Lambda calculus
The lambda calculus is a formal language for the study of functions. He describes the definition of functions and bound parameters and was introduced in the 1930s by Alonzo Church and Stephen Cole Kleene. Today, he is an important construct for theoretical computer science, logic and linguistics higher level.
History
Alonzo Church used it to give 1936 both a negative answer to the decision problem as to find a foundation of a logical system, as it was based on Russell and Whitehead's Principia Mathematica. By means of the untyped lambda calculus can clearly define what is a computable function. The question of whether two lambda expressions (see below ) is equivalent, in general, can not be decided algorithmically. In its typed form of the calculus can be used to represent a higher level logic. The lambda calculus has substantially influenced the development of functional programming languages , the research to type systems of programming languages in general, and modern disciplines in the logic as the theory of types.
Developmental milestones were:
- After the introduction of the early discovery that everything can be expressed with the lambda calculus, which can be expressed with a Turing machine.
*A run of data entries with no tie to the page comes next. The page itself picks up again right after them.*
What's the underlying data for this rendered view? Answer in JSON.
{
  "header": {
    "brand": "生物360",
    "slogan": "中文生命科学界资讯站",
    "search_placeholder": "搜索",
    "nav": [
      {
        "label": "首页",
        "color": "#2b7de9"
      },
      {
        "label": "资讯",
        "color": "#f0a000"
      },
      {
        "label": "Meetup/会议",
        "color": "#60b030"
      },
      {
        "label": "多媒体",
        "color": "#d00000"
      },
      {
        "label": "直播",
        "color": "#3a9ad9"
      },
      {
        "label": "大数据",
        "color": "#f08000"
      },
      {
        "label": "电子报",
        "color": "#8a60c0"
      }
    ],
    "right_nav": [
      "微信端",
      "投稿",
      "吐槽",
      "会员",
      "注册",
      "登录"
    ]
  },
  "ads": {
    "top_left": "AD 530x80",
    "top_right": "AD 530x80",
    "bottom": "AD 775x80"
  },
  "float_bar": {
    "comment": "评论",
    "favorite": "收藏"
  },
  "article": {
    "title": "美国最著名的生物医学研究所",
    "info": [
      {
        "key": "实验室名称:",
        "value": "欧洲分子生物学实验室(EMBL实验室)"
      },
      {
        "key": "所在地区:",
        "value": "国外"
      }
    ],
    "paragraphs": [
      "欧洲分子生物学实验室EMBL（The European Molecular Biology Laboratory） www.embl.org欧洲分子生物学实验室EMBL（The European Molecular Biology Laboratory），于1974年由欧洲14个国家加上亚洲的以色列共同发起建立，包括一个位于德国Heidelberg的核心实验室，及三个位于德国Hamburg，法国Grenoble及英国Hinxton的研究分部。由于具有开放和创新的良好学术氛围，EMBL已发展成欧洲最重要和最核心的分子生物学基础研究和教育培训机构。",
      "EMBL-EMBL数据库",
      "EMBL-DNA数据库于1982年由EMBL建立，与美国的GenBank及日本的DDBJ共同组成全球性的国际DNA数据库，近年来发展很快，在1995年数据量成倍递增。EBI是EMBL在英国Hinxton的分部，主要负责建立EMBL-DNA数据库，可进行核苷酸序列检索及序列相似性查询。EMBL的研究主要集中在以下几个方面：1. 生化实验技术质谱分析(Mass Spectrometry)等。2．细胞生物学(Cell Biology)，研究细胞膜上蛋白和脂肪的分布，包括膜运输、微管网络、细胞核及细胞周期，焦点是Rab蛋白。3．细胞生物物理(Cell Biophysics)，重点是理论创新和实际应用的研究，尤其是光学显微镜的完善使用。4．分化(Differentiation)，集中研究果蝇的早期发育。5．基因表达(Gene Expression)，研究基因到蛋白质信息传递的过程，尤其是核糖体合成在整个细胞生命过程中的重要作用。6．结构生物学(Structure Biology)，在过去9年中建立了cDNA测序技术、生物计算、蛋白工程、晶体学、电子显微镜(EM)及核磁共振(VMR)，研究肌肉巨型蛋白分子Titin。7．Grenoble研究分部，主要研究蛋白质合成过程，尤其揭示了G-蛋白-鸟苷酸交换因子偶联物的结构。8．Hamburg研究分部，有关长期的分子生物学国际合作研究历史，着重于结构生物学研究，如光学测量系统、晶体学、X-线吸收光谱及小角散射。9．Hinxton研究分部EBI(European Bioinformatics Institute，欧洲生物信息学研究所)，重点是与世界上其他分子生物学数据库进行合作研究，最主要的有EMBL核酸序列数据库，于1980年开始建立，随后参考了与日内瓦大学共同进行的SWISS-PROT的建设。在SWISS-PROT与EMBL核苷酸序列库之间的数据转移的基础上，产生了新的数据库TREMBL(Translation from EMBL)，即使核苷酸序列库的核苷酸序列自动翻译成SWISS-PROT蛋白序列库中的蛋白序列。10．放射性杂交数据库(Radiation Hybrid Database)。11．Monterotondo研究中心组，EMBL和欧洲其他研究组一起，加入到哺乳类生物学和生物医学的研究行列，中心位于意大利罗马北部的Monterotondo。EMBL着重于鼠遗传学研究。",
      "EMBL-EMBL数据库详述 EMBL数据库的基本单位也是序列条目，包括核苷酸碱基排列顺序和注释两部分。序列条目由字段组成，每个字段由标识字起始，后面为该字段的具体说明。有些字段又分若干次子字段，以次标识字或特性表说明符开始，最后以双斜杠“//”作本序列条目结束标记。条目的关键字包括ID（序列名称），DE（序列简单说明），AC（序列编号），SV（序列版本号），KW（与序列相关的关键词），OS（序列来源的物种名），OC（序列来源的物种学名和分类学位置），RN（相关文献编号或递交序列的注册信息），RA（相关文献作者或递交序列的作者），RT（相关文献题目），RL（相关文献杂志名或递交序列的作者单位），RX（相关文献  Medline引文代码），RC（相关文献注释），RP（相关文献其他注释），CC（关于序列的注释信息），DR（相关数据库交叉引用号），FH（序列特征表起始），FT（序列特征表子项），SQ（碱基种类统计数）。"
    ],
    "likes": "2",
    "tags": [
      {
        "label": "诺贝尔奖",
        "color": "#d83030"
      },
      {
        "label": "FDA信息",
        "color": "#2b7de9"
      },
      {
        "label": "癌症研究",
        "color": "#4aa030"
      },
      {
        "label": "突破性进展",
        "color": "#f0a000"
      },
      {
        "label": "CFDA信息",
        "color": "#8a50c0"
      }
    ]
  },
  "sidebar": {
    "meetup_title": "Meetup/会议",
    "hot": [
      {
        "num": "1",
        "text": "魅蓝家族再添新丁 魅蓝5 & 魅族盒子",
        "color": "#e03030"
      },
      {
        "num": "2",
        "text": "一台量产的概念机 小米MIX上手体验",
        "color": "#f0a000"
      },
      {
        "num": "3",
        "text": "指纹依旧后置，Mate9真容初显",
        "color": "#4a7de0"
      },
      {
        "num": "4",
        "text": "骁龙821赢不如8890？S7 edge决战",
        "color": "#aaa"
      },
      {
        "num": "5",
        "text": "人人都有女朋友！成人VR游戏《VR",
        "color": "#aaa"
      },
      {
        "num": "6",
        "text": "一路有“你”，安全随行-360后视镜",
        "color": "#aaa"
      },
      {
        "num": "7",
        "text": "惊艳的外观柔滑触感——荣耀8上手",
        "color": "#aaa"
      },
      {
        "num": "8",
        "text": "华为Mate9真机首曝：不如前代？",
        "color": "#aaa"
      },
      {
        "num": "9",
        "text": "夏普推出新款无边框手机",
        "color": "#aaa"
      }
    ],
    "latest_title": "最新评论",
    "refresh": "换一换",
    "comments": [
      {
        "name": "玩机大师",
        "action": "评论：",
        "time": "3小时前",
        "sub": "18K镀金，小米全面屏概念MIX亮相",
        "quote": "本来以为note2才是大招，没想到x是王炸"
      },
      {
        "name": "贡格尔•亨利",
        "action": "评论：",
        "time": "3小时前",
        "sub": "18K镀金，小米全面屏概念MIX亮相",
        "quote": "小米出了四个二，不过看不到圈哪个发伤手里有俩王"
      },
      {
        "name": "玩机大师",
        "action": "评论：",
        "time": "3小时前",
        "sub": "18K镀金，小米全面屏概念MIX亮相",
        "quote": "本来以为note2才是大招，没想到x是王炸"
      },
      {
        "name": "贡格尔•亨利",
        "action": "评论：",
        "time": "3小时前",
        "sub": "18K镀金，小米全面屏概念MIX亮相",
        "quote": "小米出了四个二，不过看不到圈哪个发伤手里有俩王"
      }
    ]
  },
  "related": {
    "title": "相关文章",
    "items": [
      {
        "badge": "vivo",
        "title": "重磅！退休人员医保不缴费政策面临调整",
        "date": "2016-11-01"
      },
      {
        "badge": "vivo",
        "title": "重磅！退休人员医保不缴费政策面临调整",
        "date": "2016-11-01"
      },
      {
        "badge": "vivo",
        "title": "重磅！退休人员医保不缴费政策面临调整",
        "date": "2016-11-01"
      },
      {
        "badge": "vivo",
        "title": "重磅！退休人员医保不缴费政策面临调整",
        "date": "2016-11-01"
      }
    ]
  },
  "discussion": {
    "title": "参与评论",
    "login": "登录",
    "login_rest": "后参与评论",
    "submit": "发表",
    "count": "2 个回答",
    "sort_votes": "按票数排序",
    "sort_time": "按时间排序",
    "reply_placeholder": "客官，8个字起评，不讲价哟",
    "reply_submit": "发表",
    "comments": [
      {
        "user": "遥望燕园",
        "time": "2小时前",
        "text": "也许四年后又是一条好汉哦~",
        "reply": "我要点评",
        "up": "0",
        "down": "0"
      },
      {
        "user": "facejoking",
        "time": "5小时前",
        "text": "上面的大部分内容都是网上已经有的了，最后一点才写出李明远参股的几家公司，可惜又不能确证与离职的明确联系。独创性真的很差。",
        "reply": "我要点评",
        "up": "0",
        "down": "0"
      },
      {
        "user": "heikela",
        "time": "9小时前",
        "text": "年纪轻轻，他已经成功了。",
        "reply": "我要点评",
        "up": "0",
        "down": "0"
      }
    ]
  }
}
In other words, the purpose of the concept of predictability are equally powerful.
- Konrad Zuse has incorporated into his plan calculus ideas from the lambda calculus from 1942 to 1946.
- John McCarthy had been used for the end of the fifties, thus defining the minimal features of the programming language Lisp.
- The typed versions of the lambda calculus led to modern programming languages such as ML or Haskell.
- As a very fruitful idea, expressions of the typed lambda calculus for the representation of terms proved to create a logic based, so to use the lambda calculus as a meta- logic. First Church 1940 presented in his Theory of Simple Types, led both to modern theorem provers for higher order logics, and ...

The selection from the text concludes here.